5. Generate and Review the Table
- Run your table on single or multiple contracts.
- Verify outputs with citations linking directly to contract clauses.
- Share reports with internal teams for review and collaboration.
Best Practices
- Write clear, direct prompts Write your prompt as if you were instructing a junior lawyer, your intended output should be clear.
- Leverage answer previews - Iteratively refine your prompts and answer formats before running the full able to improve accuracy and relevance.
- Choose the Right Answer Format – Select structured outputs (Yes/No, numeric values, select options) when sorting and filtering data at scale.
- Verify Results Using Citations - Clickable links help confirm that extracted answers match the original contract language.
- Customize Templates for Repeated Use – Modify prompt set templates to fit your specific contract workflows and ensure consistency across reviews.

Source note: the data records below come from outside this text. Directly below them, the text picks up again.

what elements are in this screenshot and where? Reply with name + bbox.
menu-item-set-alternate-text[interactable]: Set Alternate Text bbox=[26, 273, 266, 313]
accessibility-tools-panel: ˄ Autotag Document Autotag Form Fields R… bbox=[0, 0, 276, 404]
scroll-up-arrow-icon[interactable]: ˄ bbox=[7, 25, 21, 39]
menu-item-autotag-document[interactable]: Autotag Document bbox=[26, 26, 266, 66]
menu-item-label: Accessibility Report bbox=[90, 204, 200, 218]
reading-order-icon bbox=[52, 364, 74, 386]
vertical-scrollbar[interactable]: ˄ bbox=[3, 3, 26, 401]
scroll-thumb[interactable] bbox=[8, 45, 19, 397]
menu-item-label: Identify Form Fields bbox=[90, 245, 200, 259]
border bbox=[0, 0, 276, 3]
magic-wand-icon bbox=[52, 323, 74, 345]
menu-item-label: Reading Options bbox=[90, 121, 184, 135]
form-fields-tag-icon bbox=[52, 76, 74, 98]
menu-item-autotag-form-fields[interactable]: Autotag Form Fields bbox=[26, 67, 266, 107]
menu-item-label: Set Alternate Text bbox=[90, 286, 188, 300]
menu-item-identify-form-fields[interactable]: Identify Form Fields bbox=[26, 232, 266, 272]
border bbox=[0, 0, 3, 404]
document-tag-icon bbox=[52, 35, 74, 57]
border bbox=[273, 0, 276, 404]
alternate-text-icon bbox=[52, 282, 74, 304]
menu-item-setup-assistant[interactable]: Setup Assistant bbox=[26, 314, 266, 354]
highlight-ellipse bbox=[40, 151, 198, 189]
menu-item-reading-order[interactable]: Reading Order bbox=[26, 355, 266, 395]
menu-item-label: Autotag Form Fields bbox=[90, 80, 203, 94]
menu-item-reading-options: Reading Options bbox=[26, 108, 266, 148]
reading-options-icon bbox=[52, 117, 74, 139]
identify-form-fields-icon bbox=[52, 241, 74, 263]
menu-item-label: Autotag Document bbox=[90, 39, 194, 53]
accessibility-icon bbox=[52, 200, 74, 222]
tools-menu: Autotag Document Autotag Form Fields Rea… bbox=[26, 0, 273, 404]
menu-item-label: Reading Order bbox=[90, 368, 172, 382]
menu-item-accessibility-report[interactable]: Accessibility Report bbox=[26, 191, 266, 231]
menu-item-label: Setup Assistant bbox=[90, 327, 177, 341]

- Export to Excel for large-scale projects. Filter and sort results to speed up contract review.
Why Use Tables?
Tables make contract analysis faster, more accurate, and scalable. Whether you’re running a compliance check, due diligence, or risk review, Tables enable every team to extract the right insights without the manual labor.
Quick Start Guide
1. Run Your First Table
- Select your documents and a template, or start from scratch.
- Build out your topics and questions.
2. Check Your Answers
- Review and verify insights using clickable citations.
- Understand what “N/A” means (e.g., if Robin can’t find the answer in your contract).
3. Customize and Improve
- Adjust templates as needed.
- Refine your prompts and choose the right answer types.
For detailed tutorials and more best practices, visit Robin AI University.
If you’re new to Tables, start by exploring a template, preview some questions, and leverage the AI to do the heavy lifting—while you remain in control of every decision.